Munster closing out infrastructure, erosion control projects

2012-11-17T20:15:00Z 2012-11-17T21:56:05Z Munster closing out infrastructure, erosion control projectsLu Ann Franklin Times Correspondent
November 17, 2012 8:15 pm  • 

MUNSTER | The Town Council is closing the books on one infrastructure improvement and the town’s portion of a flood/erosion control project.

Grimmer Construction of Highland was hired last spring to replace water mains along Manor Avenue. However, when crews started working, they experienced difficulty locating suitable service lines, Jim Mandon, Munster town engineer, told the council.

“Normally when you put water mains in, you just have to expose the taps,” he said.

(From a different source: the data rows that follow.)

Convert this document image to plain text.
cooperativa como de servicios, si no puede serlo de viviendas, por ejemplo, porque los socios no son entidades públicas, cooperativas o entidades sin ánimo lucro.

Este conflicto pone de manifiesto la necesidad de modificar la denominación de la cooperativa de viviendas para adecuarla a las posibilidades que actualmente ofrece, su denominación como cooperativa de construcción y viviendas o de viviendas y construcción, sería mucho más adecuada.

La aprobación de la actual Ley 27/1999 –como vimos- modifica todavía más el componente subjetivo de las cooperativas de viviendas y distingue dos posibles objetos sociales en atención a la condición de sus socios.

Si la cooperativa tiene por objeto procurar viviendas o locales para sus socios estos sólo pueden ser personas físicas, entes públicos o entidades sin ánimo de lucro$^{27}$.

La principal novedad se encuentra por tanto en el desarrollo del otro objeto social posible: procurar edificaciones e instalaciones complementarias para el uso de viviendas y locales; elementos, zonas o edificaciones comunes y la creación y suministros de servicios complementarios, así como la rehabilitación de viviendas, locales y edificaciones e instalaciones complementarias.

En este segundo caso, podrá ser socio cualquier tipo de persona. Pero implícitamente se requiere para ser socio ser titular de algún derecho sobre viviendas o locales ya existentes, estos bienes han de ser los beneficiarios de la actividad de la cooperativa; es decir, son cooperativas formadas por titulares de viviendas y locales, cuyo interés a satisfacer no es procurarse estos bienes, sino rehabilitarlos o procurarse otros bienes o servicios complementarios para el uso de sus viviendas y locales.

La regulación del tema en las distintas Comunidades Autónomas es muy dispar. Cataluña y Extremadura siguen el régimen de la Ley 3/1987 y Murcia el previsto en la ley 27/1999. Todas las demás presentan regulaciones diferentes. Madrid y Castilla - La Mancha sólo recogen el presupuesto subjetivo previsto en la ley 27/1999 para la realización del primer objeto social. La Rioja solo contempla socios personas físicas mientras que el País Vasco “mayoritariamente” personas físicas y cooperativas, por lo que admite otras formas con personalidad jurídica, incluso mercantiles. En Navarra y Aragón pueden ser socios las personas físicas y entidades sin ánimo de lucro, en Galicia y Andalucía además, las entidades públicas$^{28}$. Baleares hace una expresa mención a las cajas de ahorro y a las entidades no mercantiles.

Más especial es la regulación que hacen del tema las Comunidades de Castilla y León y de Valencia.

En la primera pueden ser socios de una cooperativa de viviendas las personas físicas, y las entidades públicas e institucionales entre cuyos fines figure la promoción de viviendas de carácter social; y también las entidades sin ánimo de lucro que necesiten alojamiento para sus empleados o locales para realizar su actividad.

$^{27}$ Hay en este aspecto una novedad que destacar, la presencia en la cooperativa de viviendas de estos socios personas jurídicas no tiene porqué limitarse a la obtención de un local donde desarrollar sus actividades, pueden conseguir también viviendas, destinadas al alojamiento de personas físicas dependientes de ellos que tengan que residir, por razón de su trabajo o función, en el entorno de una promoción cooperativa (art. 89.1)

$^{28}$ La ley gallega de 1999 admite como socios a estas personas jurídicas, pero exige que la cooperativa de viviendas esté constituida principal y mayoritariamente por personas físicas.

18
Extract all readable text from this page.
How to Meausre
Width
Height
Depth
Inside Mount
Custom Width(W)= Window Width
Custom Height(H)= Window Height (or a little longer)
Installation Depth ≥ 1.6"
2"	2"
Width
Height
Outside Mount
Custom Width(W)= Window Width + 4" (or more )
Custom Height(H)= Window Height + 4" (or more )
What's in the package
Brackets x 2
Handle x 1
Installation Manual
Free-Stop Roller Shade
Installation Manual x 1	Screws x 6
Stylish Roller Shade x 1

On the east side of Manor, crews found they had to dig up sidewalks and driveways to find the connections, Mandon said. That led to additional concrete to reconstruct the structures.

Extra work also was needed when some water service lines were found to have pinholes and evidence of corrosion when the soil was removed.

“When the pipes were exposed, they started leaking water through these pinholes. Soil compacts around the pipes and keeps them from leaking. They spray water when the soil is removed,” Mandon said.

The soil along Manor Avenue was found to be very acidic, which will cause corrosion of pipes, he said.

The Town Council approved a change order to pay Grimmer Construction $15,275.95 which will be paid from the town’s water fund. Of that labor costs totaled more than $6,500 while the remainder was for materials, including concrete and piping.

A second change order for $29,834.10 to cover extra work done by R.A. Oros Inc. of Munster on phase seven of the Hart Ditch flood/erosion control project also was approved.

Mandon said after Oros’ crews installed a wall along Hart Ditch southwest of the 45th Street Bridge, an engineer with Schmidt Associates inspected the work and noticed a tree in a little island of soil jutting from the bank at the wall’s end

That would have directed water from Hart Ditch around the tree and would have caused more erosion in backyards of homes along the ditch, Mandon told the council.

The tree and soil were removed and the wall was extended farther north and provides more protection than was planned, he said.

Mandon said he was able to negotiate the change order down from nearly $37,500 to save the town $7,000.

The money will be paid from Munster’s sewer fund.

Munster is paying 60 percent of the $400,735.94 cost of the project with Lake County funding the remaining amount.

“The county has already approved their portion of the project,” Mandon said.

This is the seventh project along Hart Ditch to improve erosion of backyards and provide additional flood control.

“We’re about 30 percent into the list of projects here. We’re doing the worst down to the ‘not so bad,’” he told the council. “Erosion of the banks was getting near decks, garages and swimming pools.”

In addition, the sediment from the banks travels downstream, creating problems with water backup during rains, he said.

“That’s one of the reasons some of the homes along Hart Ditch are now in the flood plain,” Mandon said.